I describe what I want. It reads the codebase, understands the patterns, writes the implementation. I review, request changes, approve. It’s pair programming where I’m the senior dev giving direction and my pair has perfect memory of every file in the project.
On a laptop, I might open 10 tabs, grep through files, context-switch constantly. On a phone, I have one terminal. Everything goes through the AI. It becomes the interface to the codebase.
This isn’t “phone development is great, everyone should do it.” It’s “phone development is possible when your tooling compensates for the interface limitations.” The limiting factor isn’t the screen. It’s whether your tools can work with just a prompt and a response.
The Full Workflow
Here’s what “shipping a feature” actually means in this codebase. It’s not just writing code:
1. Implementation: The feature itself. New files, modified files, type definitions.
2. Unit Tests: Each new manager (RaceManager, ClassManager) gets a full test suite. Mock the dependencies, test every method, cover the edge cases. 81 unit tests for the race/class system alone.
3. Repository Pattern Integration: The codebase uses a repository abstraction for all data. New entities need:
- Interface definition (
IAsyncRaceRepository) - File-based implementation (
AsyncFileRaceRepository) - Registration in the RepositoryFactory
- Schema validation
This matters because the same interface works against SQLite, Postgres, or flat files. Auto-migration reads from old storage, writes to new storage, same API. Adding races? The migration scripts pick them up automatically.
4. E2E Testing via MCP: The MUD has an MCP server that exposes game actions as tool calls. Tests can:
- Create sessions
- Send commands
- Read output
- Manipulate player stats
- Advance the game timer
E2E tests don’t need to parse Telnet output or manage socket connections.
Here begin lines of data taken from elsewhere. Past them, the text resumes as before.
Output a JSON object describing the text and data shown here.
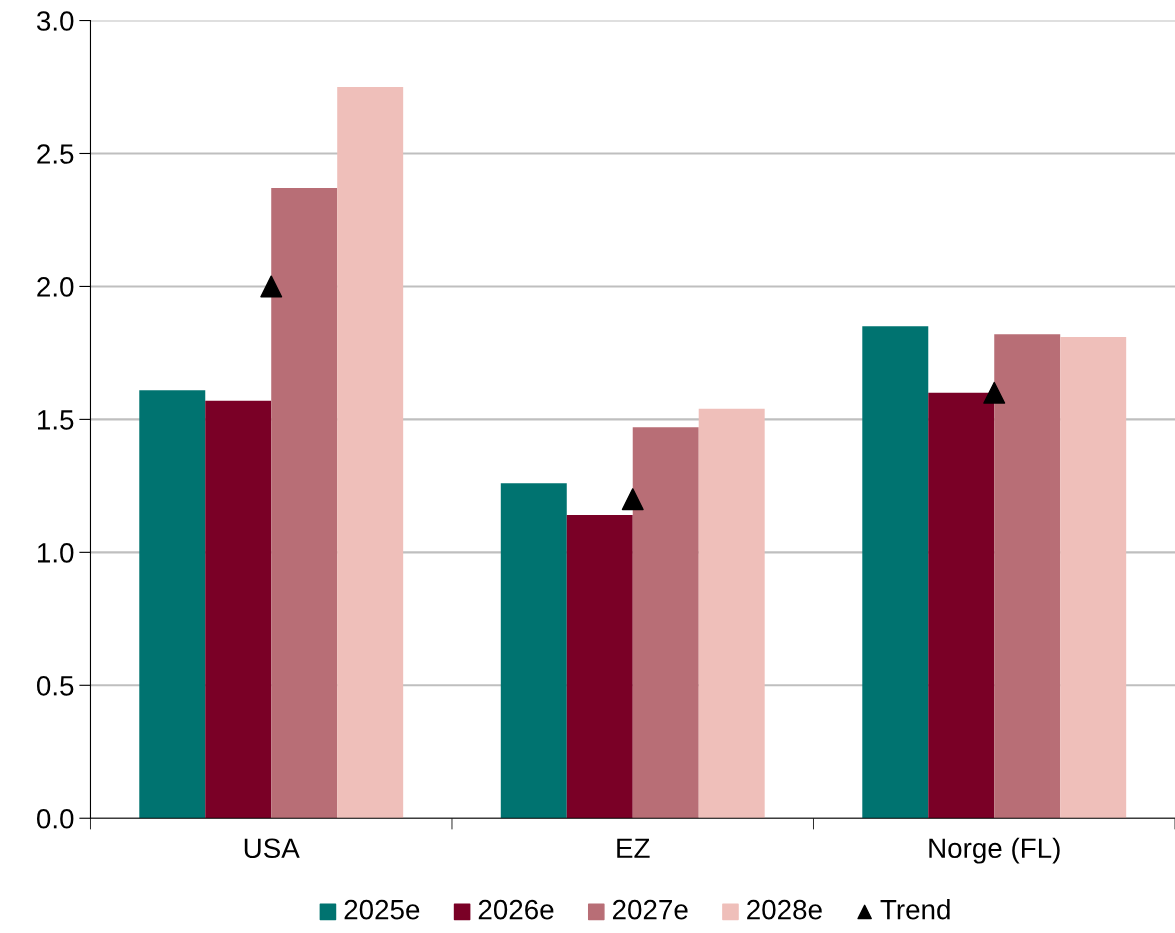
{
  "chart_data": {
    "type": "bar",
    "categories": [
      "USA",
      "EZ",
      "Norge (FL)"
    ],
    "series": [
      {
        "name": "2025e",
        "color": "#007370",
        "values": [
          1.61,
          1.26,
          1.85
        ]
      },
      {
        "name": "2026e",
        "color": "#7a0026",
        "values": [
          1.57,
          1.14,
          1.6
        ]
      },
      {
        "name": "2027e",
        "color": "#b86e76",
        "values": [
          2.37,
          1.47,
          1.82
        ]
      },
      {
        "name": "2028e",
        "color": "#efbfba",
        "values": [
          2.75,
          1.54,
          1.81
        ]
      },
      {
        "name": "Trend",
        "type": "scatter",
        "color": "#000000",
        "marker": "triangle",
        "x": [
          "USA",
          "EZ",
          "Norge (FL)"
        ],
        "values": [
          2.0,
          1.2,
          1.6
        ]
      }
    ],
    "ylim": [
      0,
      3
    ],
    "yticks": [
      {
        "value": 0,
        "label": "0.0"
      },
      {
        "value": 0.5,
        "label": "0.5"
      },
      {
        "value": 1,
        "label": "1.0"
      },
      {
        "value": 1.5,
        "label": "1.5"
      },
      {
        "value": 2,
        "label": "2.0"
      },
      {
        "value": 2.5,
        "label": "2.5"
      },
      {
        "value": 3,
        "label": "3.0"
      }
    ],
    "grid": "y",
    "legend": "bottom"
  }
}
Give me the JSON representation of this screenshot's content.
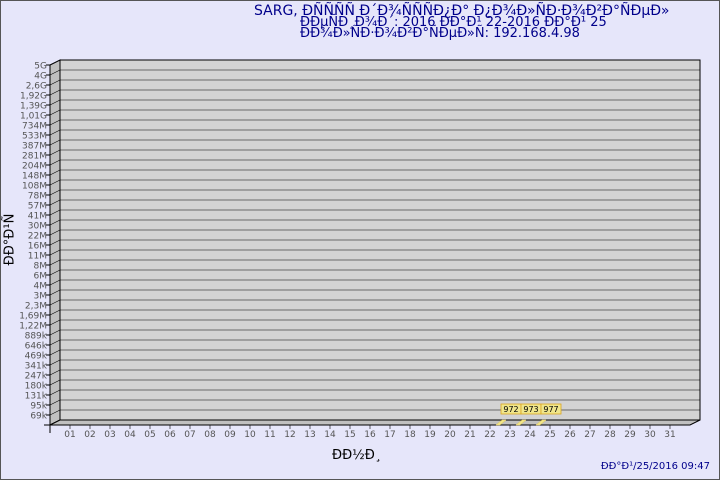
{
  "header": {
    "title": "SARG,  ÐÑÑÑÑ Ð´Ð¾ÑÑÑÐ¿Ð° Ð¿Ð¾Ð»ÑÐ·Ð¾Ð²Ð°ÑÐµÐ»",
    "period": "ÐÐµÑÐ¸Ð¾Ð´: 2016 ÐÐ°Ð¹ 22-2016 ÐÐ°Ð¹ 25",
    "user": "ÐÐ¾Ð»ÑÐ·Ð¾Ð²Ð°ÑÐµÐ»Ñ: 192.168.4.98"
  },
  "footer": {
    "generated": "ÐÐ°Ð¹/25/2016 09:47"
  },
  "colors": {
    "background": "#e6e6fa",
    "plot": "#d3d3d3",
    "bar": "#f0e68c",
    "text_title": "#00008b"
  },
  "chart_data": {
    "type": "bar",
    "xlabel": "ÐÐ½Ð¸",
    "ylabel": "ÐÐ°Ð¹Ñ",
    "y_scale": "log",
    "y_ticks": [
      "5G",
      "4G",
      "2,6G",
      "1,92G",
      "1,39G",
      "1,01G",
      "734M",
      "533M",
      "387M",
      "281M",
      "204M",
      "148M",
      "108M",
      "78M",
      "57M",
      "41M",
      "30M",
      "22M",
      "16M",
      "11M",
      "8M",
      "6M",
      "4M",
      "3M",
      "2,3M",
      "1,69M",
      "1,22M",
      "889k",
      "646k",
      "469k",
      "341k",
      "247k",
      "180k",
      "131k",
      "95k",
      "69k"
    ],
    "categories": [
      "01",
      "02",
      "03",
      "04",
      "05",
      "06",
      "07",
      "08",
      "09",
      "10",
      "11",
      "12",
      "13",
      "14",
      "15",
      "16",
      "17",
      "18",
      "19",
      "20",
      "21",
      "22",
      "23",
      "24",
      "25",
      "26",
      "27",
      "28",
      "29",
      "30",
      "31"
    ],
    "bars": [
      {
        "day": "23",
        "value": 972,
        "label": "972"
      },
      {
        "day": "24",
        "value": 973,
        "label": "973"
      },
      {
        "day": "25",
        "value": 977,
        "label": "977"
      }
    ],
    "grid": true
  }
}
They call agent.sendCommand(sessionId, 'train class fighter') and get structured responses.
5. Adding to CI: New tests go into the test suite. Pre-commit hooks run ESLint with zero warnings. Pre-push hooks run the full test suite. GitHub Actions run on every push.
All of this happened from my phone. Not just “I wrote some code.” The full engineering workflow: implementation, testing, validation, integration.
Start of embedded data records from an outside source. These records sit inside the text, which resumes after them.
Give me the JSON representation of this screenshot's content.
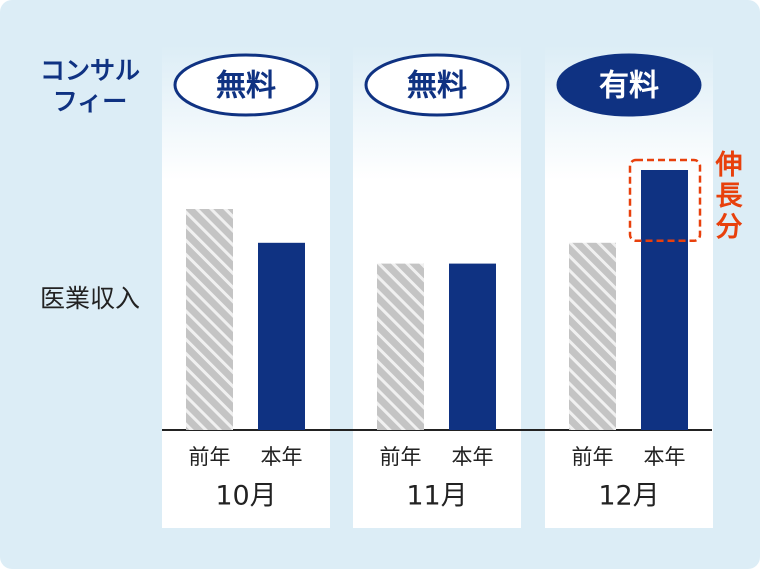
{
  "row_labels": {
    "fee": [
      "コンサル",
      "フィー"
    ],
    "revenue": "医業収入"
  },
  "chart_data": {
    "type": "bar",
    "categories": [
      "10月",
      "11月",
      "12月"
    ],
    "fee_labels": [
      "無料",
      "無料",
      "有料"
    ],
    "fee_colors": [
      "#ffffff",
      "#ffffff",
      "#0f3282"
    ],
    "series": [
      {
        "name": "前年",
        "color": "#c4c4c4",
        "values": [
          85,
          64,
          72
        ]
      },
      {
        "name": "本年",
        "color": "#0f3282",
        "values": [
          72,
          64,
          100
        ]
      }
    ],
    "annotation": "伸長分",
    "annotation_color": "#e8400c"
  }
}
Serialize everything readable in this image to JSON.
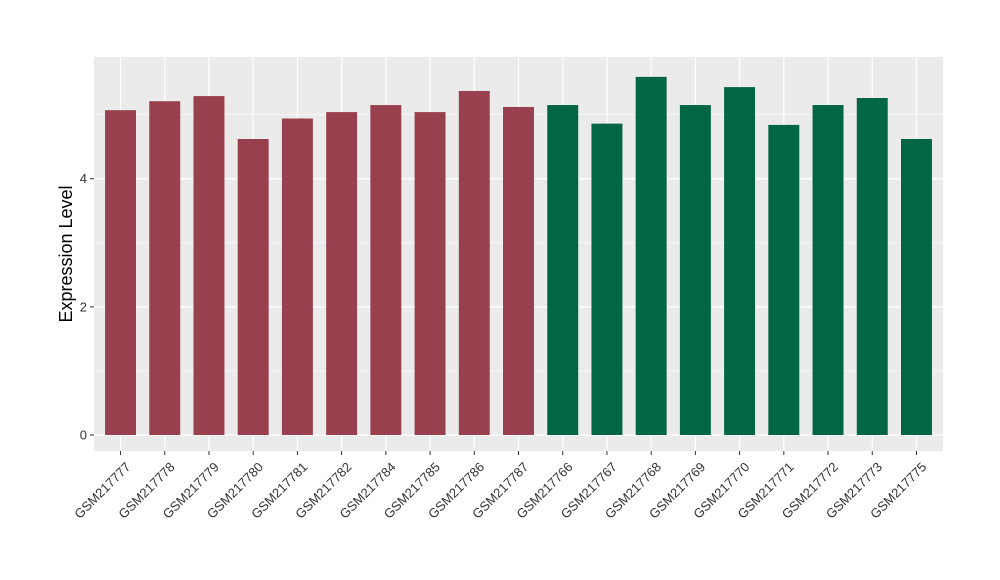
{
  "chart_data": {
    "type": "bar",
    "title": "",
    "xlabel": "",
    "ylabel": "Expression Level",
    "ylim": [
      -0.25,
      5.9
    ],
    "yticks": [
      0,
      2,
      4
    ],
    "grid": true,
    "legend": "none",
    "categories": [
      "GSM217777",
      "GSM217778",
      "GSM217779",
      "GSM217780",
      "GSM217781",
      "GSM217782",
      "GSM217784",
      "GSM217785",
      "GSM217786",
      "GSM217787",
      "GSM217766",
      "GSM217767",
      "GSM217768",
      "GSM217769",
      "GSM217770",
      "GSM217771",
      "GSM217772",
      "GSM217773",
      "GSM217775"
    ],
    "values": [
      5.07,
      5.21,
      5.29,
      4.62,
      4.94,
      5.04,
      5.15,
      5.04,
      5.37,
      5.12,
      5.15,
      4.86,
      5.59,
      5.15,
      5.43,
      4.84,
      5.15,
      5.26,
      4.62
    ],
    "groups": [
      "g1",
      "g1",
      "g1",
      "g1",
      "g1",
      "g1",
      "g1",
      "g1",
      "g1",
      "g1",
      "g2",
      "g2",
      "g2",
      "g2",
      "g2",
      "g2",
      "g2",
      "g2",
      "g2"
    ],
    "colors": {
      "g1": "#98404e",
      "g2": "#006643"
    },
    "panel_background": "#ebebeb",
    "gridline_color": "#ffffff"
  }
}
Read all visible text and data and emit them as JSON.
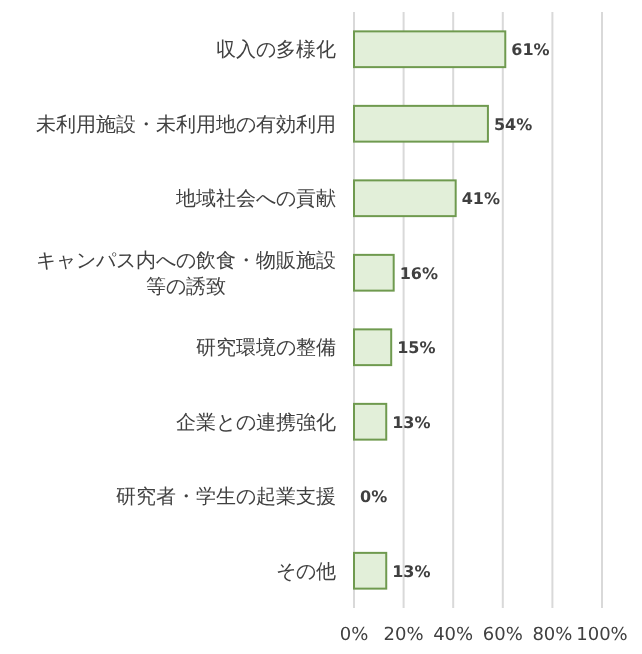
{
  "chart_data": {
    "type": "bar",
    "orientation": "horizontal",
    "categories": [
      "収入の多様化",
      "未利用施設・未利用地の有効利用",
      "地域社会への貢献",
      "キャンパス内への飲食・物販施設等の誘致",
      "研究環境の整備",
      "企業との連携強化",
      "研究者・学生の起業支援",
      "その他"
    ],
    "values": [
      61,
      54,
      41,
      16,
      15,
      13,
      0,
      13
    ],
    "value_labels": [
      "61%",
      "54%",
      "41%",
      "16%",
      "15%",
      "13%",
      "0%",
      "13%"
    ],
    "color": "#e2efd9",
    "xlim": [
      0,
      100
    ],
    "xticks": [
      {
        "value": 0,
        "label": "0%"
      },
      {
        "value": 20,
        "label": "20%"
      },
      {
        "value": 40,
        "label": "40%"
      },
      {
        "value": 60,
        "label": "60%"
      },
      {
        "value": 80,
        "label": "80%"
      },
      {
        "value": 100,
        "label": "100%"
      }
    ],
    "grid": "x"
  }
}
That’s the part that surprised me. I expected to do quick fixes and small tweaks. I didn’t expect to maintain the same quality bar I’d hold myself to on a desktop.
The Traveling Part
I was literally in transit for most of this work. Car, airports, waiting rooms. The kind of dead time that usually means doom-scrolling.
Mosh handled the network chaos. Tailscale meant I didn’t care what WiFi I was on. The phone fit in my pocket.
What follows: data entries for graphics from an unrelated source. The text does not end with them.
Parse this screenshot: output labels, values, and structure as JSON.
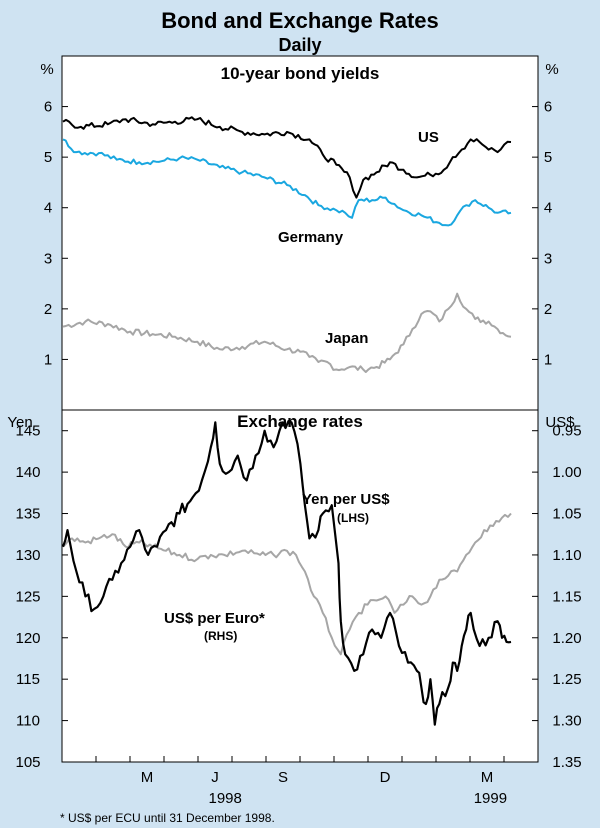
{
  "title": "Bond and Exchange Rates",
  "subtitle": "Daily",
  "footnote": "* US$ per ECU until 31 December 1998.",
  "colors": {
    "background": "#cfe3f2",
    "panel": "#ffffff",
    "us": "#000000",
    "germany": "#1aa7e0",
    "japan": "#a6a6a6",
    "yen": "#000000",
    "euro": "#a6a6a6"
  },
  "chart_data": [
    {
      "type": "line",
      "title": "10-year bond yields",
      "ylabel_left": "%",
      "ylabel_right": "%",
      "ylim": [
        0,
        7
      ],
      "yticks": [
        1,
        2,
        3,
        4,
        5,
        6
      ],
      "x_range": [
        "1998-03-01",
        "1999-04-30"
      ],
      "series": [
        {
          "name": "US",
          "label": "US",
          "points": [
            [
              0,
              5.7
            ],
            [
              0.04,
              5.6
            ],
            [
              0.1,
              5.65
            ],
            [
              0.14,
              5.75
            ],
            [
              0.2,
              5.65
            ],
            [
              0.25,
              5.7
            ],
            [
              0.3,
              5.75
            ],
            [
              0.35,
              5.6
            ],
            [
              0.4,
              5.5
            ],
            [
              0.45,
              5.45
            ],
            [
              0.5,
              5.5
            ],
            [
              0.55,
              5.35
            ],
            [
              0.58,
              5.05
            ],
            [
              0.61,
              4.85
            ],
            [
              0.64,
              4.6
            ],
            [
              0.655,
              4.2
            ],
            [
              0.67,
              4.55
            ],
            [
              0.7,
              4.7
            ],
            [
              0.73,
              4.9
            ],
            [
              0.76,
              4.75
            ],
            [
              0.79,
              4.6
            ],
            [
              0.82,
              4.65
            ],
            [
              0.85,
              4.75
            ],
            [
              0.87,
              5.0
            ],
            [
              0.89,
              5.15
            ],
            [
              0.91,
              5.35
            ],
            [
              0.93,
              5.3
            ],
            [
              0.95,
              5.15
            ],
            [
              0.97,
              5.1
            ],
            [
              0.985,
              5.25
            ],
            [
              1.0,
              5.3
            ]
          ]
        },
        {
          "name": "Germany",
          "label": "Germany",
          "points": [
            [
              0,
              5.35
            ],
            [
              0.03,
              5.1
            ],
            [
              0.08,
              5.08
            ],
            [
              0.12,
              4.95
            ],
            [
              0.17,
              4.9
            ],
            [
              0.22,
              4.92
            ],
            [
              0.26,
              4.98
            ],
            [
              0.3,
              4.95
            ],
            [
              0.35,
              4.8
            ],
            [
              0.4,
              4.7
            ],
            [
              0.45,
              4.6
            ],
            [
              0.5,
              4.45
            ],
            [
              0.54,
              4.25
            ],
            [
              0.57,
              4.05
            ],
            [
              0.61,
              3.95
            ],
            [
              0.63,
              3.9
            ],
            [
              0.645,
              3.8
            ],
            [
              0.66,
              4.15
            ],
            [
              0.69,
              4.15
            ],
            [
              0.72,
              4.2
            ],
            [
              0.76,
              3.95
            ],
            [
              0.8,
              3.85
            ],
            [
              0.84,
              3.7
            ],
            [
              0.86,
              3.65
            ],
            [
              0.88,
              3.85
            ],
            [
              0.9,
              4.05
            ],
            [
              0.92,
              4.15
            ],
            [
              0.95,
              4.0
            ],
            [
              0.97,
              3.9
            ],
            [
              1.0,
              3.9
            ]
          ]
        },
        {
          "name": "Japan",
          "label": "Japan",
          "points": [
            [
              0,
              1.65
            ],
            [
              0.05,
              1.75
            ],
            [
              0.1,
              1.7
            ],
            [
              0.15,
              1.55
            ],
            [
              0.2,
              1.5
            ],
            [
              0.25,
              1.45
            ],
            [
              0.3,
              1.35
            ],
            [
              0.35,
              1.2
            ],
            [
              0.4,
              1.25
            ],
            [
              0.45,
              1.35
            ],
            [
              0.5,
              1.2
            ],
            [
              0.53,
              1.15
            ],
            [
              0.55,
              1.05
            ],
            [
              0.57,
              0.95
            ],
            [
              0.59,
              0.95
            ],
            [
              0.61,
              0.8
            ],
            [
              0.64,
              0.85
            ],
            [
              0.67,
              0.8
            ],
            [
              0.7,
              0.85
            ],
            [
              0.73,
              1.0
            ],
            [
              0.76,
              1.3
            ],
            [
              0.78,
              1.6
            ],
            [
              0.8,
              1.9
            ],
            [
              0.82,
              1.95
            ],
            [
              0.84,
              1.75
            ],
            [
              0.86,
              2.0
            ],
            [
              0.88,
              2.3
            ],
            [
              0.9,
              2.0
            ],
            [
              0.92,
              1.8
            ],
            [
              0.95,
              1.75
            ],
            [
              0.97,
              1.6
            ],
            [
              1.0,
              1.45
            ]
          ]
        }
      ]
    },
    {
      "type": "line",
      "title": "Exchange rates",
      "ylabel_left": "Yen",
      "ylabel_right": "US$",
      "ylim_left": [
        105,
        147.5
      ],
      "yticks_left": [
        105,
        110,
        115,
        120,
        125,
        130,
        135,
        140,
        145
      ],
      "ylim_right": [
        1.35,
        0.925
      ],
      "yticks_right": [
        "0.95",
        "1.00",
        "1.05",
        "1.10",
        "1.15",
        "1.20",
        "1.25",
        "1.30",
        "1.35"
      ],
      "xticks": [
        "M",
        "J",
        "S",
        "D",
        "M"
      ],
      "xyears": [
        "1998",
        "1999"
      ],
      "x_range": [
        "1998-03-01",
        "1999-04-30"
      ],
      "series": [
        {
          "name": "Yen per US$",
          "label": "Yen per US$",
          "sublabel": "(LHS)",
          "axis": "left",
          "points": [
            [
              0,
              131
            ],
            [
              0.01,
              133
            ],
            [
              0.03,
              128
            ],
            [
              0.05,
              125
            ],
            [
              0.07,
              123.5
            ],
            [
              0.09,
              125
            ],
            [
              0.11,
              127
            ],
            [
              0.13,
              129
            ],
            [
              0.15,
              131
            ],
            [
              0.17,
              133
            ],
            [
              0.19,
              130
            ],
            [
              0.21,
              131
            ],
            [
              0.23,
              133
            ],
            [
              0.26,
              135
            ],
            [
              0.29,
              137
            ],
            [
              0.31,
              139
            ],
            [
              0.33,
              143
            ],
            [
              0.34,
              146
            ],
            [
              0.35,
              141
            ],
            [
              0.37,
              140
            ],
            [
              0.39,
              142
            ],
            [
              0.41,
              139
            ],
            [
              0.43,
              142
            ],
            [
              0.45,
              145
            ],
            [
              0.47,
              143
            ],
            [
              0.49,
              146
            ],
            [
              0.51,
              146
            ],
            [
              0.53,
              141
            ],
            [
              0.54,
              136
            ],
            [
              0.55,
              132
            ],
            [
              0.57,
              133
            ],
            [
              0.58,
              135
            ],
            [
              0.6,
              136
            ],
            [
              0.615,
              129
            ],
            [
              0.62,
              122
            ],
            [
              0.63,
              118
            ],
            [
              0.65,
              116
            ],
            [
              0.67,
              118
            ],
            [
              0.69,
              121
            ],
            [
              0.71,
              120
            ],
            [
              0.73,
              123
            ],
            [
              0.75,
              119
            ],
            [
              0.77,
              117
            ],
            [
              0.79,
              116
            ],
            [
              0.8,
              114
            ],
            [
              0.81,
              112
            ],
            [
              0.82,
              115
            ],
            [
              0.83,
              109.5
            ],
            [
              0.84,
              112
            ],
            [
              0.86,
              114
            ],
            [
              0.87,
              117
            ],
            [
              0.88,
              116
            ],
            [
              0.89,
              119
            ],
            [
              0.9,
              121
            ],
            [
              0.91,
              123
            ],
            [
              0.93,
              119
            ],
            [
              0.95,
              120
            ],
            [
              0.97,
              122
            ],
            [
              0.98,
              120
            ],
            [
              0.99,
              119.5
            ],
            [
              1.0,
              119.5
            ]
          ]
        },
        {
          "name": "US$ per Euro*",
          "label": "US$ per Euro*",
          "sublabel": "(RHS)",
          "axis": "right",
          "points": [
            [
              0,
              1.09
            ],
            [
              0.02,
              1.08
            ],
            [
              0.05,
              1.085
            ],
            [
              0.08,
              1.08
            ],
            [
              0.11,
              1.075
            ],
            [
              0.14,
              1.09
            ],
            [
              0.17,
              1.085
            ],
            [
              0.2,
              1.09
            ],
            [
              0.23,
              1.095
            ],
            [
              0.26,
              1.1
            ],
            [
              0.3,
              1.105
            ],
            [
              0.33,
              1.1
            ],
            [
              0.36,
              1.1
            ],
            [
              0.4,
              1.095
            ],
            [
              0.44,
              1.1
            ],
            [
              0.47,
              1.1
            ],
            [
              0.5,
              1.095
            ],
            [
              0.52,
              1.1
            ],
            [
              0.54,
              1.12
            ],
            [
              0.56,
              1.15
            ],
            [
              0.58,
              1.17
            ],
            [
              0.6,
              1.2
            ],
            [
              0.62,
              1.22
            ],
            [
              0.64,
              1.19
            ],
            [
              0.66,
              1.17
            ],
            [
              0.68,
              1.16
            ],
            [
              0.7,
              1.155
            ],
            [
              0.72,
              1.15
            ],
            [
              0.74,
              1.17
            ],
            [
              0.76,
              1.16
            ],
            [
              0.78,
              1.15
            ],
            [
              0.8,
              1.16
            ],
            [
              0.82,
              1.15
            ],
            [
              0.84,
              1.13
            ],
            [
              0.86,
              1.125
            ],
            [
              0.88,
              1.12
            ],
            [
              0.9,
              1.1
            ],
            [
              0.92,
              1.085
            ],
            [
              0.94,
              1.07
            ],
            [
              0.96,
              1.065
            ],
            [
              0.98,
              1.055
            ],
            [
              1.0,
              1.05
            ]
          ]
        }
      ]
    }
  ]
}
The MUD is now meaningfully more complete because I had a way to convert idle hours into shipped features. That’s the real win here. Not “look what I can do from a phone” but “look at all the time that used to be wasted.”
The Stack
Same as the iPad setup, just smaller:
- Tailscale: Mesh VPN connecting phone to home machine
- Blink Terminal: mosh/SSH client on iOS
- Mosh: Connection persistence across network changes
- WSL: Linux dev environment on Windows
- Claude Code: AI pair programming
Total additional cost: $0 (Blink is a one-time purchase but I already had it).
What’s Next
The MUD still needs:
- Actual class quests for tier 2 advancement
- Abilities that unlock per class
- Equipment restrictions by class
- The content to fill all these systems
But the scaffolding is there. Four features that would have taken a weekend of focused laptop time, done in fragments during travel.
Your phone is not a toy either. It just needs the right tools behind it.